Job Description
Join Nexus Horizon Technologies as we pioneer the next generation of artificial intelligence. We are seeking a visionary Senior AI Research Engineer to lead the development of our flagship 'Project 2026' initiative—a transformative suite of autonomous agents designed to redefine human-machine collaboration.
In this role, you will not just build models; you will architect the future. You will work with cutting-edge Large Language Models (LLMs), multimodal architectures, and reinforcement learning frameworks to solve complex, unsolved problems. If you are passionate about pushing the boundaries of what is possible in 2026 and beyond, we want to hear from you.
Why Join Us?
- Impactful Work: Directly contribute to technology that will shape the next decade of enterprise automation.
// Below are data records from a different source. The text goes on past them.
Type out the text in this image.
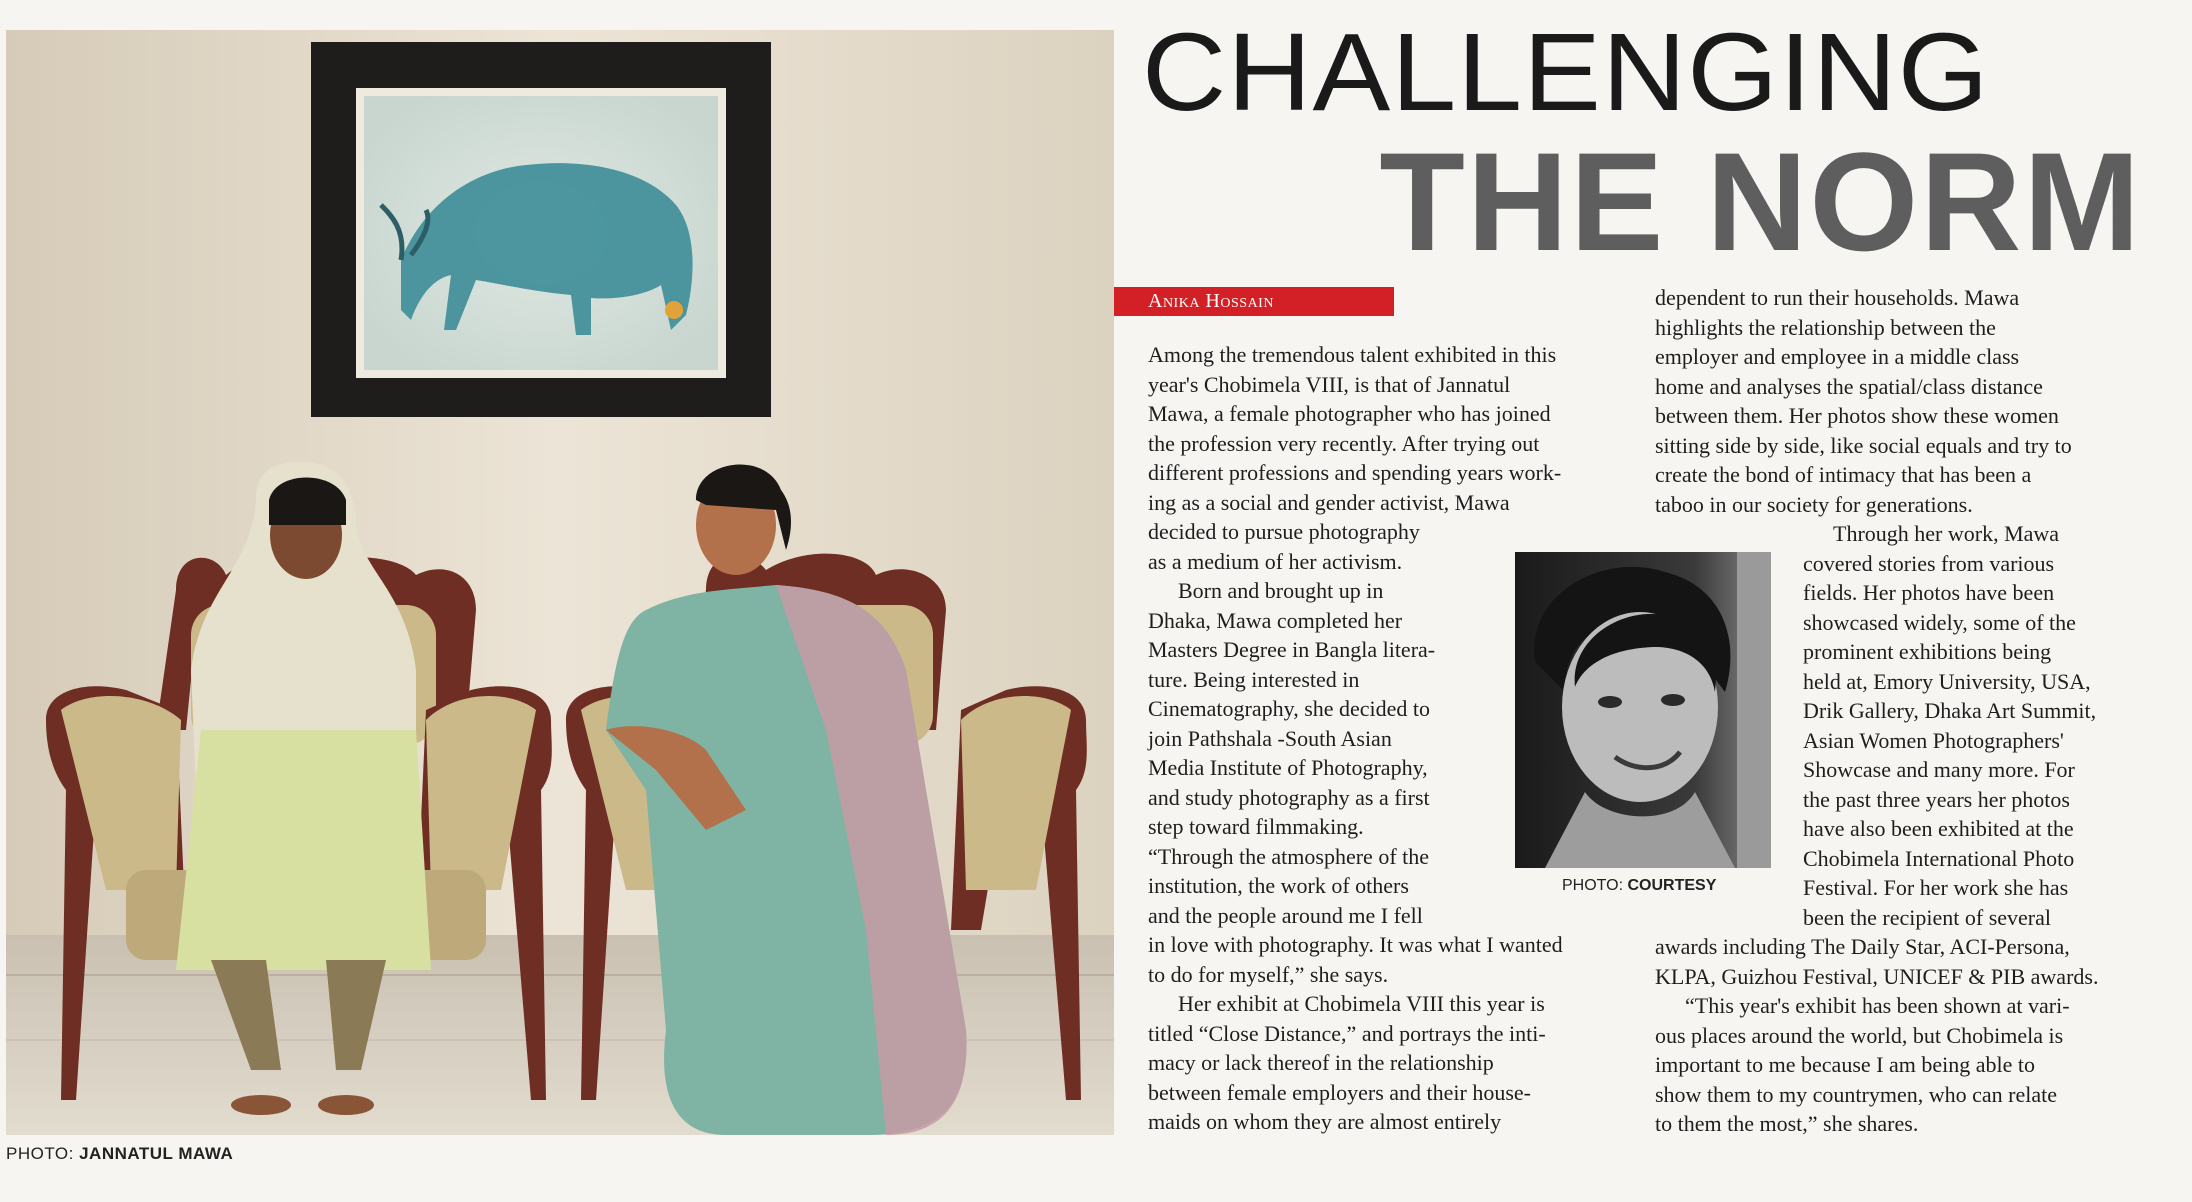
PHOTO: JANNATUL MAWA
CHALLENGING
THE NORM
Anika Hossain
Among the tremendous talent exhibited in this
year's Chobimela VIII, is that of Jannatul
Mawa, a female photographer who has joined
the profession very recently. After trying out
different professions and spending years work-
ing as a social and gender activist, Mawa
decided to pursue photography
as a medium of her activism.
Born and brought up in
Dhaka, Mawa completed her
Masters Degree in Bangla litera-
ture. Being interested in
Cinematography, she decided to
join Pathshala -South Asian
Media Institute of Photography,
and study photography as a first
step toward filmmaking.
“Through the atmosphere of the
institution, the work of others
and the people around me I fell
in love with photography. It was what I wanted
to do for myself,” she says.
Her exhibit at Chobimela VIII this year is
titled “Close Distance,” and portrays the inti-
macy or lack thereof in the relationship
between female employers and their house-
maids on whom they are almost entirely
PHOTO: COURTESY
dependent to run their households. Mawa
highlights the relationship between the
employer and employee in a middle class
home and analyses the spatial/class distance
between them. Her photos show these women
sitting side by side, like social equals and try to
create the bond of intimacy that has been a
taboo in our society for generations.
Through her work, Mawa
covered stories from various
fields. Her photos have been
showcased widely, some of the
prominent exhibitions being
held at, Emory University, USA,
Drik Gallery, Dhaka Art Summit,
Asian Women Photographers'
Showcase and many more. For
the past three years her photos
have also been exhibited at the
Chobimela International Photo
Festival. For her work she has
been the recipient of several
awards including The Daily Star, ACI-Persona,
KLPA, Guizhou Festival, UNICEF & PIB awards.
“This year's exhibit has been shown at vari-
ous places around the world, but Chobimela is
important to me because I am being able to
show them to my countrymen, who can relate
to them the most,” she shares.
- Top-Tier Talent: Collaborate with PhD-level researchers and industry veterans.
- Future-Ready: Work in a dynamic environment focused on long-term R&D and scalability.
Are you ready to build the AI of tomorrow, today?
Responsibilities
- Lead the architectural design and implementation of proprietary AI models for the Project 2026 initiative.
- Conduct advanced research in Natural Language Processing (NLP), Computer Vision, and Generative AI to enhance model accuracy and efficiency.
- Optimize existing neural networks for low-latency inference and high-throughput deployment in production environments.
- Collaborate with cross-functional teams of data scientists, engineers, and product managers to translate research into scalable software solutions.
- Stay at the forefront of AI advancements, evaluating new technologies (e.g., Transformers, Diffusion Models) and integrating them into our tech stack.
- Mentor junior engineers and researchers, fostering a culture of innovation and continuous learning.
Qualifications
- Master’s or Ph.D. in Computer Science, Mathematics, or a related field with a focus on Artificial Intelligence.
- Minimum of 5+ years of professional experience in AI/ML research or software engineering.
- Deep proficiency in Python, PyTorch, TensorFlow, or JAX.
- Strong understanding of deep learning principles, MLOps pipelines, and distributed training systems.
- Experience with model fine-tuning, RLHF, and deploying LLMs on cloud infrastructure (AWS/GCP/Azure).
- Excellent problem-solving skills and the ability to work independently in a fast-paced, innovative environment.